Maicon, debruçado sobre dois monitores, tinha o cenho franzido e as pupilas dilatadas — estava concentrado demais. O tipo de concentração que, normalmente, antecede merda.
— Alguma atualização? — perguntei, seco.
— Estamos perto, acho que quase — respondeu sem me encarar. — Ele ativou algum dispositivo nos últimos trinta minutos. Talvez um celular ou rádio. O rastreamento ficou mais claro.
Antony, ao meu lado, rosnou:
— Ele é burro o suficiente pra achar que ninguém mais rastreia satélite? Como esse cara fez tanta merda até agora?
— Não estava sozinho — comentei — Ele sempre teve gente grande ao lado dele. Terei mais carniça para caçar.
Maicon ergueu um dedo no ar.
— Achamos! Temos um ponto fixo. Um endereço. Estou jogando na tela principal.
Levantei ansioso da cadeira. Fiquei com os olhos fixos, conheço tudo por aqui como a palma da mão.
A imagem apareceu à nossa frente. Um mapa aéreo. Um ponto vermelho piscando com força.
E, no instante em que li o endereço, meu corpo inteiro se tensionou.
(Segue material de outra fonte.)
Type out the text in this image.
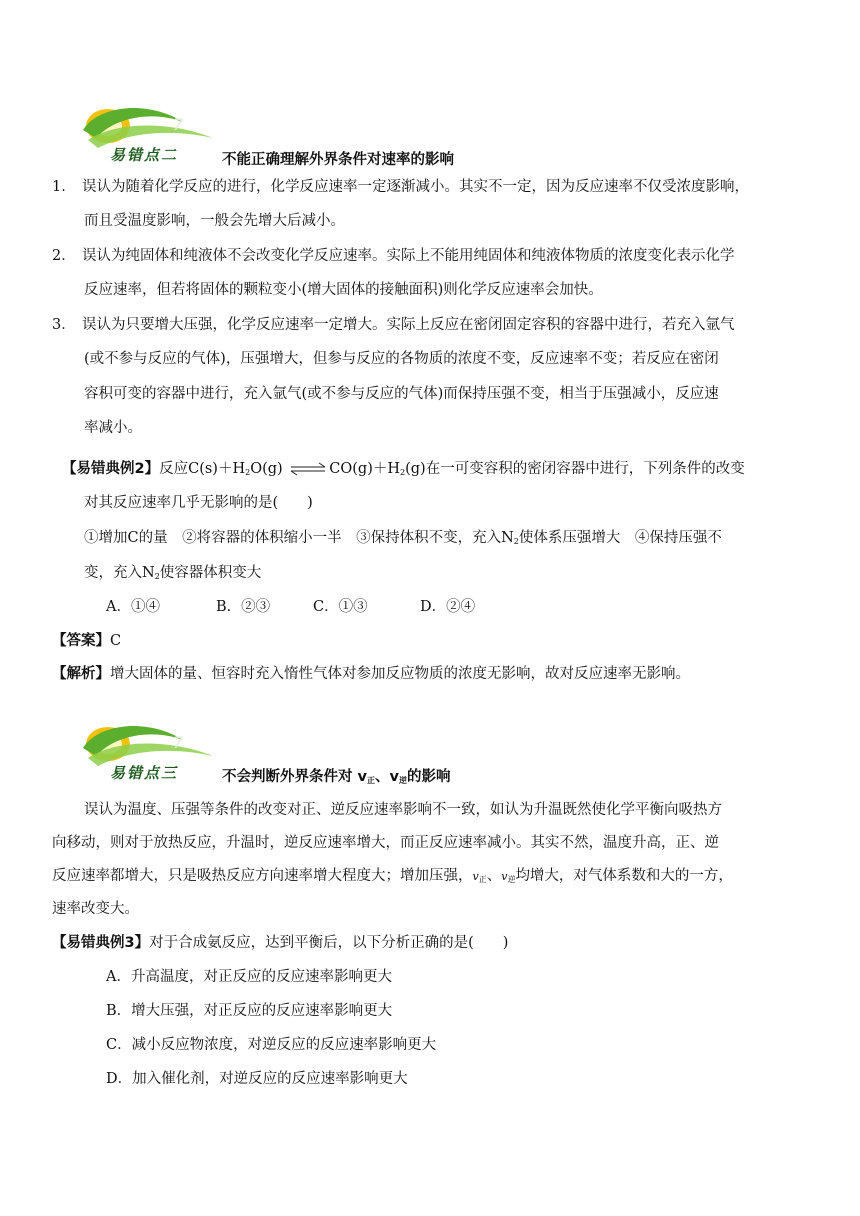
7
易错点二	不能正确理解外界条件对速率的影响
1． 误认为随着化学反应的进行，化学反应速率一定逐渐减小。其实不一定，因为反应速率不仅受浓度影响，
而且受温度影响，一般会先增大后减小。
2． 误认为纯固体和纯液体不会改变化学反应速率。实际上不能用纯固体和纯液体物质的浓度变化表示化学
反应速率，但若将固体的颗粒变小(增大固体的接触面积)则化学反应速率会加快。
3． 误认为只要增大压强，化学反应速率一定增大。实际上反应在密闭固定容积的容器中进行，若充入氩气
(或不参与反应的气体)，压强增大，但参与反应的各物质的浓度不变，反应速率不变；若反应在密闭
容积可变的容器中进行，充入氩气(或不参与反应的气体)而保持压强不变，相当于压强减小，反应速
率减小。
【易错典例2】反应$C(s)+H_2O(g)$ $\rightleftharpoons CO(g)+H_2(g)$在一可变容积的密闭容器中进行，下列条件的改变
对其反应速率几乎无影响的是(　　)
①增加C的量　②将容器的体积缩小一半　③保持体积不变，充入$N_2$使体系压强增大　④保持压强不
变，充入$N_2$使容器体积变大
A．①④	B．②③	C．①③	D．②④
【答案】C
【解析】增大固体的量、恒容时充入惰性气体对参加反应物质的浓度无影响，故对反应速率无影响。
7
易错点三	不会判断外界条件对 $v_正$、$v_逆$的影响
误认为温度、压强等条件的改变对正、逆反应速率影响不一致，如认为升温既然使化学平衡向吸热方
向移动，则对于放热反应，升温时，逆反应速率增大，而正反应速率减小。其实不然，温度升高，正、逆
反应速率都增大，只是吸热反应方向速率增大程度大；增加压强，$v_正$、$v_逆$均增大，对气体系数和大的一方，
速率改变大。
【易错典例3】对于合成氨反应，达到平衡后，以下分析正确的是(　　)
A．升高温度，对正反应的反应速率影响更大
B．增大压强，对正反应的反应速率影响更大
C．减小反应物浓度，对逆反应的反应速率影响更大
D．加入催化剂，对逆反应的反应速率影响更大
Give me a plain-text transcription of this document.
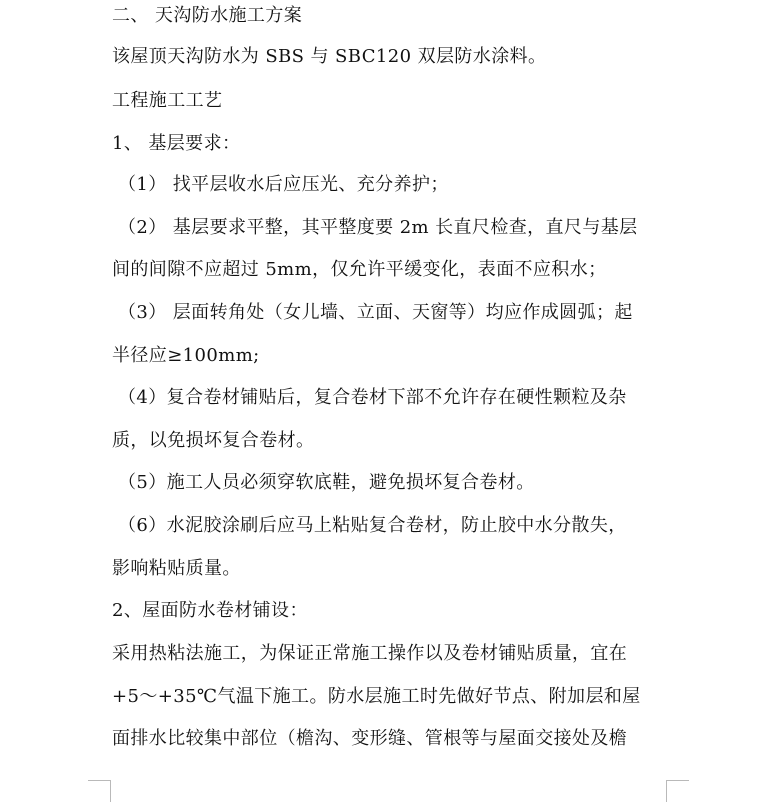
二、 天沟防水施工方案
该屋顶天沟防水为 SBS 与 SBC120 双层防水涂料。
工程施工工艺
1、 基层要求：
（1） 找平层收水后应压光、充分养护；
（2） 基层要求平整，其平整度要 2m 长直尺检查，直尺与基层
间的间隙不应超过 5mm，仅允许平缓变化，表面不应积水；
（3） 层面转角处（女儿墙、立面、天窗等）均应作成圆弧；起
半径应≥100mm;
（4）复合卷材铺贴后，复合卷材下部不允许存在硬性颗粒及杂
质，以免损坏复合卷材。
（5）施工人员必须穿软底鞋，避免损坏复合卷材。
（6）水泥胶涂刷后应马上粘贴复合卷材，防止胶中水分散失，
影响粘贴质量。
2、屋面防水卷材铺设：
采用热粘法施工，为保证正常施工操作以及卷材铺贴质量，宜在
+5～+35℃气温下施工。防水层施工时先做好节点、附加层和屋
面排水比较集中部位（檐沟、变形缝、管根等与屋面交接处及檐
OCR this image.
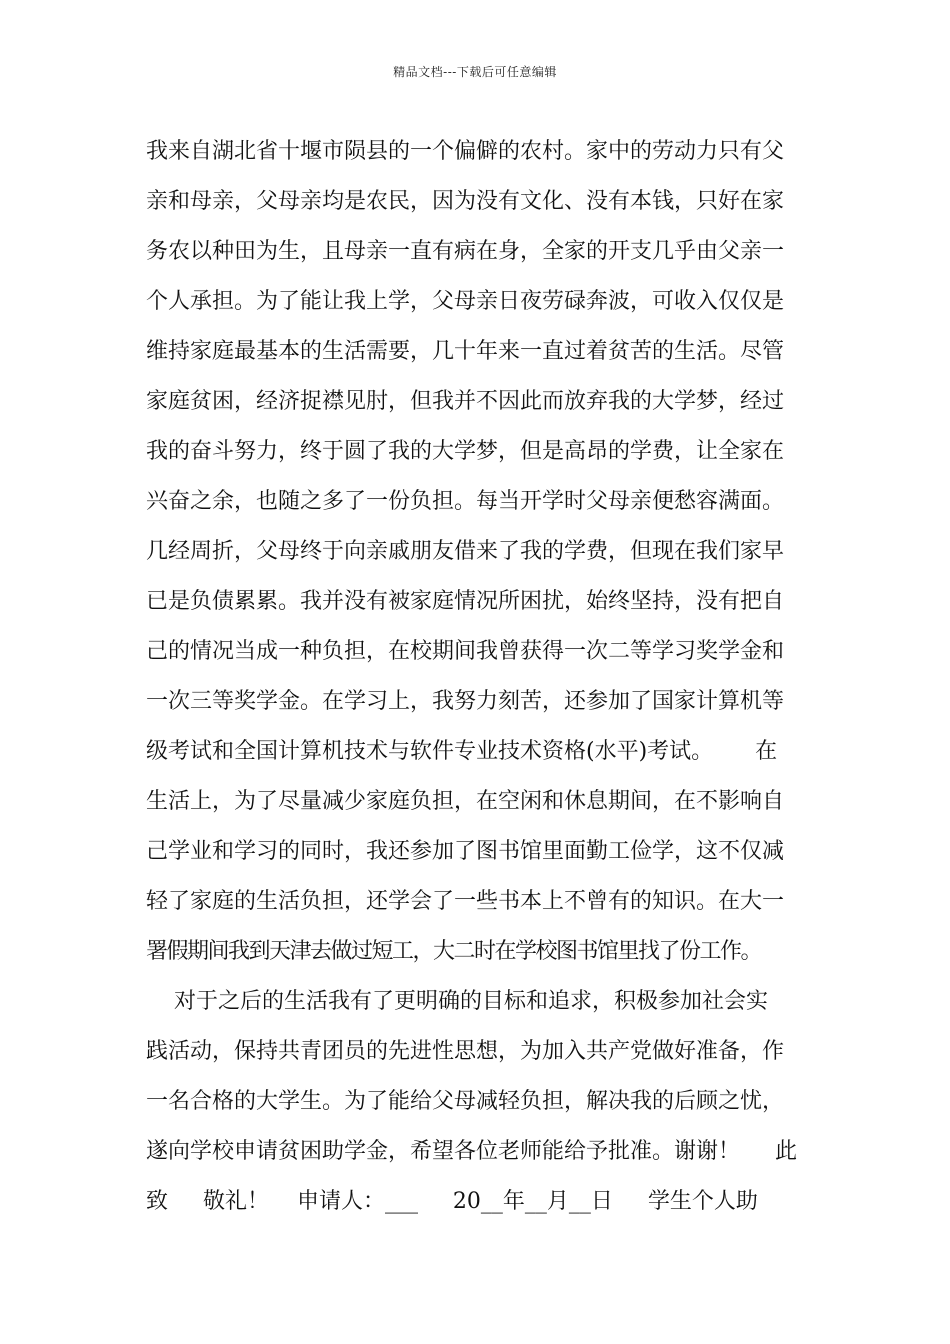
精品文档---下载后可任意编辑
我来自湖北省十堰市陨县的一个偏僻的农村。家中的劳动力只有父
亲和母亲，父母亲均是农民，因为没有文化、没有本钱，只好在家
务农以种田为生，且母亲一直有病在身，全家的开支几乎由父亲一
个人承担。为了能让我上学，父母亲日夜劳碌奔波，可收入仅仅是
维持家庭最基本的生活需要，几十年来一直过着贫苦的生活。尽管
家庭贫困，经济捉襟见肘，但我并不因此而放弃我的大学梦，经过
我的奋斗努力，终于圆了我的大学梦，但是高昂的学费，让全家在
兴奋之余，也随之多了一份负担。每当开学时父母亲便愁容满面。
几经周折，父母终于向亲戚朋友借来了我的学费，但现在我们家早
已是负债累累。我并没有被家庭情况所困扰，始终坚持，没有把自
己的情况当成一种负担，在校期间我曾获得一次二等学习奖学金和
一次三等奖学金。在学习上，我努力刻苦，还参加了国家计算机等
级考试和全国计算机技术与软件专业技术资格(水平)考试。      在
生活上，为了尽量减少家庭负担，在空闲和休息期间，在不影响自
己学业和学习的同时，我还参加了图书馆里面勤工俭学，这不仅减
轻了家庭的生活负担，还学会了一些书本上不曾有的知识。在大一
署假期间我到天津去做过短工，大二时在学校图书馆里找了份工作。
对于之后的生活我有了更明确的目标和追求，积极参加社会实
践活动，保持共青团员的先进性思想，为加入共产党做好准备，作
一名合格的大学生。为了能给父母减轻负担，解决我的后顾之忧，
遂向学校申请贫困助学金，希望各位老师能给予批准。谢谢！     此
致     敬礼！    申请人：___     20__年__月__日     学生个人助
O sangue gelou.
— Não... — murmurei, me erguendo num pulo. — Não, não, não!
Todos viraram ao mesmo tempo.
— Que foi?! — Antony perguntou, já puxando o rádio.
— É a casa da Iris. — Minha voz saiu entre dentes. — É onde a Mariana foi com os pais nesse exato momento!
Eu nem terminei a frase. Estava gritando pelos corredores, organizando tudo.
— Dois carros comigo, agora! Quero helicóptero sobrevoando a zona Leste, motos, e carros de soldados a volta. Se Sidnei sair dali, eu quero ver até o tipo de cigarro que ele fuma! Aaron, contato visual com todos os homens da região!
Maicon levantou abruptamente, falando rápido:
— Ezequiel, espera! A localização... parece estar mudando. O ponto está se locomovendo. Tá se afastando daquela casa!